Overview

Social media platforms expose enormous amounts of voluntarily shared personal and professional information. This skill covers the tools and techniques to systematically gather and analyze publicly available social media intelligence without violating platform terms of service or privacy laws. The primary tools are Sherlock (username search across 400+ platforms), Instaloader (Instagram OSINT), and manual techniques using Google dorks and the Wayback Machine.

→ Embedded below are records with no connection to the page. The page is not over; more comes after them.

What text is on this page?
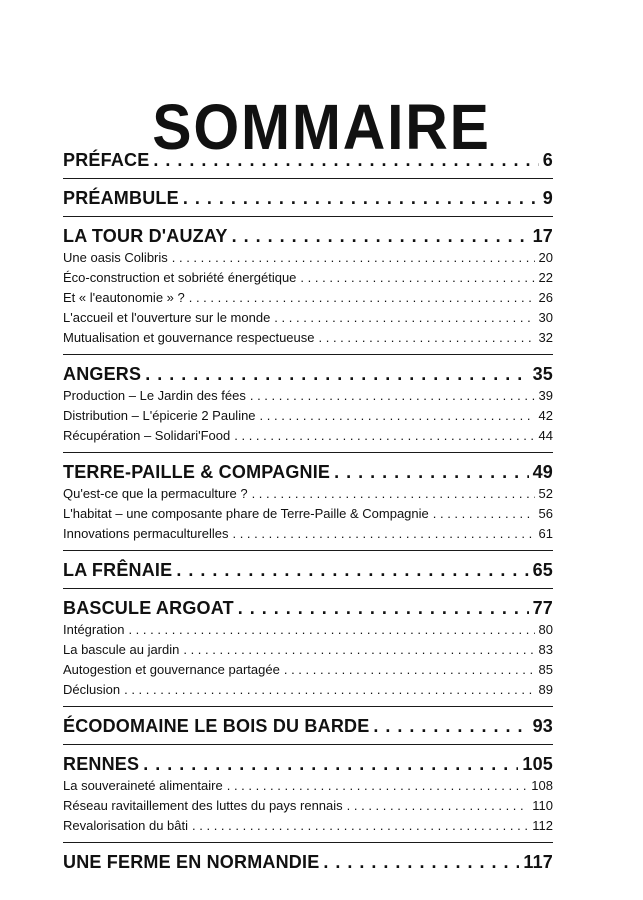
SOMMAIRE
PRÉFACE . . .	6
PRÉAMBULE . . .	9
LA TOUR D'AUZAY . . .	17
Une oasis Colibris . . .	20
Éco-construction et sobriété énergétique . . .	22
Et « l'eautonomie » ? . . .	26
L'accueil et l'ouverture sur le monde . . .	30
Mutualisation et gouvernance respectueuse . . .	32
ANGERS . . .	35
Production – Le Jardin des fées . . .	39
Distribution – L'épicerie 2 Pauline . . .	42
Récupération – Solidari'Food . . .	44
TERRE-PAILLE & COMPAGNIE . . .	49
Qu'est-ce que la permaculture ? . . .	52
L'habitat – une composante phare de Terre-Paille & Compagnie . . .	56
Innovations permaculturelles . . .	61
LA FRÊNAIE . . .	65
BASCULE ARGOAT . . .	77
Intégration . . .	80
La bascule au jardin . . .	83
Autogestion et gouvernance partagée . . .	85
Déclusion . . .	89
ÉCODOMAINE LE BOIS DU BARDE . . .	93
RENNES . . .	105
La souveraineté alimentaire . . .	108
Réseau ravitaillement des luttes du pays rennais . . .	110
Revalorisation du bâti . . .	112
UNE FERME EN NORMANDIE . . .	117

Always verify you have authorization or a legitimate OSINT purpose before investigating individuals.

Instructions

Tool 1: Sherlock — Username search across 400+ platforms

bash

# Install
pip install sherlock-project
# or
git clone https://github.com/sherlock-project/sherlock.git
cd sherlock
pip install -r requirements.txt

# Search for a username on all supported sites
python3 sherlock username
sherlock username  # if installed via pip

# Search multiple usernames
sherlock username1 username2 username3

# Output to file
sherlock username --output username_results.txt
sherlock username --csv --output username_results.csv

# Only print found accounts (skip not found)
sherlock username --print-found

# Search specific sites only
sherlock username --site Twitter --site GitHub --site Reddit

# Use Tor for anonymity (requires Tor running on localhost:9050)
sherlock username --tor

python

import subprocess
import json
import re

def sherlock_search(username, output_csv=True):
    """Run Sherlock for a username and return found accounts."""
    output_file = f"sherlock_{username}"
    cmd = ["sherlock", username, "--print-found"]
    if output_csv:
        cmd += ["--csv", "--output", f"{output_file}.csv"]

    print(f"Searching for username: {username}")
    result = subprocess.run(cmd, capture_output=True, text=True, timeout=300)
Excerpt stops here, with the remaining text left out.